Right call on years-wrong loophole
The U.S. Supreme Court on Monday made a historically right-minded decision on an Alabama law, a decision whose implications stretch well beyond Alabama. This decision wasn’t a landmark ruling; it involved a legal challenge to a lower court’s decision on a years-overdue reform — a challenge the high court decided not to hear.
It was the right decision about a right-minded ruling on a right-minded law that overturned a wrongheaded, decades-old tradition of political cronyism.
Alabama’s notorious PAC-to-PAC transfer loophole was one of the truly accountability-free disgraces of political slush funding. Under that system, in place for decades while Democrats were in control of the legislature and, usually, the Governor’s Office, money donated to one political action committee could be transferred to another, which could transfer money to another (or many others), and so on, until campaign funds were quite literally untraceable.
This mean that a campaign contributor’s money given ostensibly for one candidate or organization or cause was very likely to find its way somewhere completely different from, and possibly objectionable to, that contributor’s intentions. There was really no tracking where money donated to a PAC in Alabama would actually end up, or whose interests it was funding.
More to the point (almost certainly the point), it insulated politicians from strict accounting of where their money was coming from. It was political money laundering, pure and simple, and it was completely legal.
It was legal, that is, until right after the November 2010 elections, when Alabama voters opted for a reform-ticket Republican majority — the first since Reconstruction. The next month, both houses voted unanimously to ban the practice. (Some surviving Democrats retained their seats in the 2012 elections; others didn’t.)
But the Alabama Democratic Conference, which had received almost half its funds from various (and traditionally interactive) PACs run by the state Democratic Party, the Alabama Education Association and others, sued the state over the law that prevented its PAC from getting money from the others.
The basis for the suit was the now-familiar argument when political funding is the issue — that political money is a form of free speech, which the ADC claimed it was being denied by this law.
The 11th Circuit Court of Appeals in Atlanta ruled otherwise.

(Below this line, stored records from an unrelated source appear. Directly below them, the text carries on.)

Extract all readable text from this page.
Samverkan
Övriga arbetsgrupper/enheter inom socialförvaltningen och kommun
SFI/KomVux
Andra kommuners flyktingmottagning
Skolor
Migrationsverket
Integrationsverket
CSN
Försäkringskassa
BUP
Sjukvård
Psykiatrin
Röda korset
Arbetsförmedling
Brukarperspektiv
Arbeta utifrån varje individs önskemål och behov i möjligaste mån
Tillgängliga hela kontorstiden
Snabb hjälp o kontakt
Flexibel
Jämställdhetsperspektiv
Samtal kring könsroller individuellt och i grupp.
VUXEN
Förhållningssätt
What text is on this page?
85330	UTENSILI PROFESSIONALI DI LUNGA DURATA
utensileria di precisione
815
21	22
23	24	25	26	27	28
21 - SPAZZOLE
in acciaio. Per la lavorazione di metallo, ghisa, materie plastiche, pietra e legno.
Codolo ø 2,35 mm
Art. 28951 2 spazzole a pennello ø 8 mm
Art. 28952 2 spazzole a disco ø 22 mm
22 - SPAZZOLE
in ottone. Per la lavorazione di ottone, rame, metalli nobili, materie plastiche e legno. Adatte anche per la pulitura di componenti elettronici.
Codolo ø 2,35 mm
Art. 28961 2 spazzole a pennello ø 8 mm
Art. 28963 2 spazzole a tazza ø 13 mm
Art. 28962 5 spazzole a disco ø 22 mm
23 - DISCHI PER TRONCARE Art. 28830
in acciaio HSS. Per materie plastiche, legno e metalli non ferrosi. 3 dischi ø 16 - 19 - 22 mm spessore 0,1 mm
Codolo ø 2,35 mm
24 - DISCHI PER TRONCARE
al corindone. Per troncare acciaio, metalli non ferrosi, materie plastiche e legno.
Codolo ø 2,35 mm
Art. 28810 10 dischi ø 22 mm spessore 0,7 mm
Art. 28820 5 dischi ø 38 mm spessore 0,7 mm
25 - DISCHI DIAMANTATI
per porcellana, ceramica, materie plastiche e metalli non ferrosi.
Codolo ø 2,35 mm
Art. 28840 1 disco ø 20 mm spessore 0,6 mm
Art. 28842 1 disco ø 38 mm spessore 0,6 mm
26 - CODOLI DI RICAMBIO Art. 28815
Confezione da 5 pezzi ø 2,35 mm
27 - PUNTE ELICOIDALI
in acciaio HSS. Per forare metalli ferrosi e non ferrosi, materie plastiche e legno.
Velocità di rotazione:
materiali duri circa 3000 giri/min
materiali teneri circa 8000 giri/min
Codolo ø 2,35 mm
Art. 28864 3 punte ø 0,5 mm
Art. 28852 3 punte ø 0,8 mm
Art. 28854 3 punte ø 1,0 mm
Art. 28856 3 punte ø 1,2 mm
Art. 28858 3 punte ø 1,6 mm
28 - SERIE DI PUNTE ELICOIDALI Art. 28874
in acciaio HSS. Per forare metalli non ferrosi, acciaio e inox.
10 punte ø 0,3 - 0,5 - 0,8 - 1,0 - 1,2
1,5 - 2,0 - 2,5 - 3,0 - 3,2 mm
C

The PAC-to-PAC transfer ban, the court ruled, is not an unconstitutional infringement on free speech because it does not restrict donors’ ability to make contributions, or politicians’ and PACs’ ability to receive them. Its effect is only to make the sources and destinations of such donations transparent, and the donors and recipients accountable.
The “money is speech” argument, in a post-Citizens United American legal and political universe, is still a reasonably debatable issue. The legal and ethical imperative for transparency and accountability surely is not.
The Supreme Court’s decision not to hear the ADC’s challenge is welcome news. It lets stand a good law against bad politics.